Kendati rupiah nyaris menyentuh level Rp16.000/US$, namun Myrdal meyakini rupiah tiada akan ambles ke area tersebut, dikarenakan stabilitas eksternal Indonesia masih terjaga, hingga suku bunga acuan BI Rate masih stabil dalam level tinggi.
Terpisah, Kepala Bank Mandiri AndryAsmoro mengatakan bahwa pelemahan rupiah masih didominasi oleh sentimen global. Selain itu, faktor lainnya yakni pembayaran dividen, pembayaran utang, juga impor minyak.
Sebagai informasi, dalam momen lebaran pada April 2024 ini, penduduk cenderung kembali ke kampung halaman atau pun berwisata yang digunakan yang tentu akan memerlukan BBM dalam mobilitas. Maka dari itu, permintaan akan BBM akan naik atau dengan kata lain impor minyak akan melonjak.
Lebih lanjut, dana asing juga keluar dari pasar keuangan domestik khususnya Sertifikat Rupiah Bank Indonesia (SRBI).
Data transaksi 25-27 Maret 2024, pemodal asing tercatat jual neto Rp1,36 triliun juga juga jual neto Rp0,74 triliun dalam SRBI. Sementara pada pekan ketiga Maret 2024, penanam modal asing juga tercatat jual neto sebesar Rp6,68 triliun dengan jual neto Surat Berharga Negara (SBN) sebesar Rp8,2 triliun.
Lalu, menurut Rully Wisnubroto dari Mirae Asset Sekuritas Indonesia, faktor pendorong pelemahan rupiah utamanya yakni dari eksternal khususnya datang dari AS. Ketua bank sentral AS (The Fed) Jerome Powell memberi sinyal tidaklah ada akan terburu-buru menurunkan suku bunga. Oleh sebab itu, higher for longer masih akan berlangsung untuk beberapa waktu ke depan.

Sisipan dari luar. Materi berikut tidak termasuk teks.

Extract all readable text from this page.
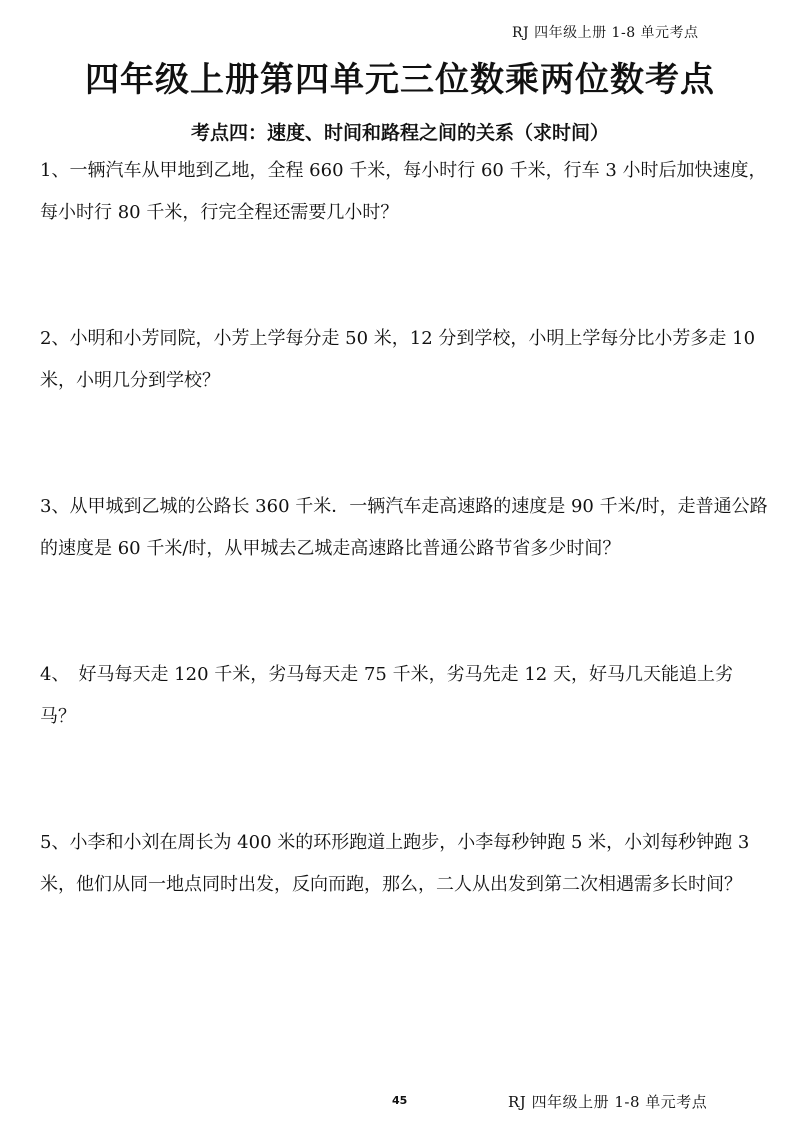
RJ 四年级上册 1-8 单元考点
四年级上册第四单元三位数乘两位数考点
考点四：速度、时间和路程之间的关系（求时间）

1、一辆汽车从甲地到乙地，全程 660 千米，每小时行 60 千米，行车 3 小时后加快速度，每小时行 80 千米，行完全程还需要几小时？

2、小明和小芳同院，小芳上学每分走 50 米，12 分到学校，小明上学每分比小芳多走 10 米，小明几分到学校？

3、从甲城到乙城的公路长 360 千米．一辆汽车走高速路的速度是 90 千米/时，走普通公路的速度是 60 千米/时，从甲城去乙城走高速路比普通公路节省多少时间？

4、　好马每天走 120 千米，劣马每天走 75 千米，劣马先走 12 天，好马几天能追上劣马？

5、小李和小刘在周长为 400 米的环形跑道上跑步，小李每秒钟跑 5 米，小刘每秒钟跑 3 米，他们从同一地点同时出发，反向而跑，那么，二人从出发到第二次相遇需多长时间？

45	RJ 四年级上册 1-8 单元考点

Kuatnya data kegiatan sektor ekonomi Amerika Serikat (AS) masih cukup kuat belakangan ini. Indeks nilai pengeluaran konsumsi pribadi (PCE) yang mana bukan termasuk makanan kemudian energi pada Februari 2024 tercatat 2,8% secara tahunan lalu naik 0,3% dari bulan lalu. Kedua bilangan bulat yang tersebut disebut sesuai dengan perkiraan Dow Jones.
Termasuk biaya pangan lalu energi yang dimaksud berfluktuasi, nomor utama PCE menunjukkan kenaikan sebesar 0,3% pada bulan ini serta juga 2,5% pada tingkat 12 bulan, dibandingkan perkiraan sebesar 0,4% serta 2,5%.
Dilansir dari Reuters, data inflasi terbaru AS diungkapkan oleh ketua bank sentral AS (The Fed) Jerome Powell bahwa sudah sesuai dengan apa yang yang disebut ia lihat.
Komentar Powell sejalan dengan pernyataannya setelah pertemuan kebijakan The Fed sebelumnya, pada mana ia mengatakan inflasi yang dimaksud tambahan tinggi tinggi dari perkiraan pada Januari juga Februari bukan mengubah perasaan bahwa kenaikan tarif akan terus turun tahun ini hingga mencapai target 2% bank sentral.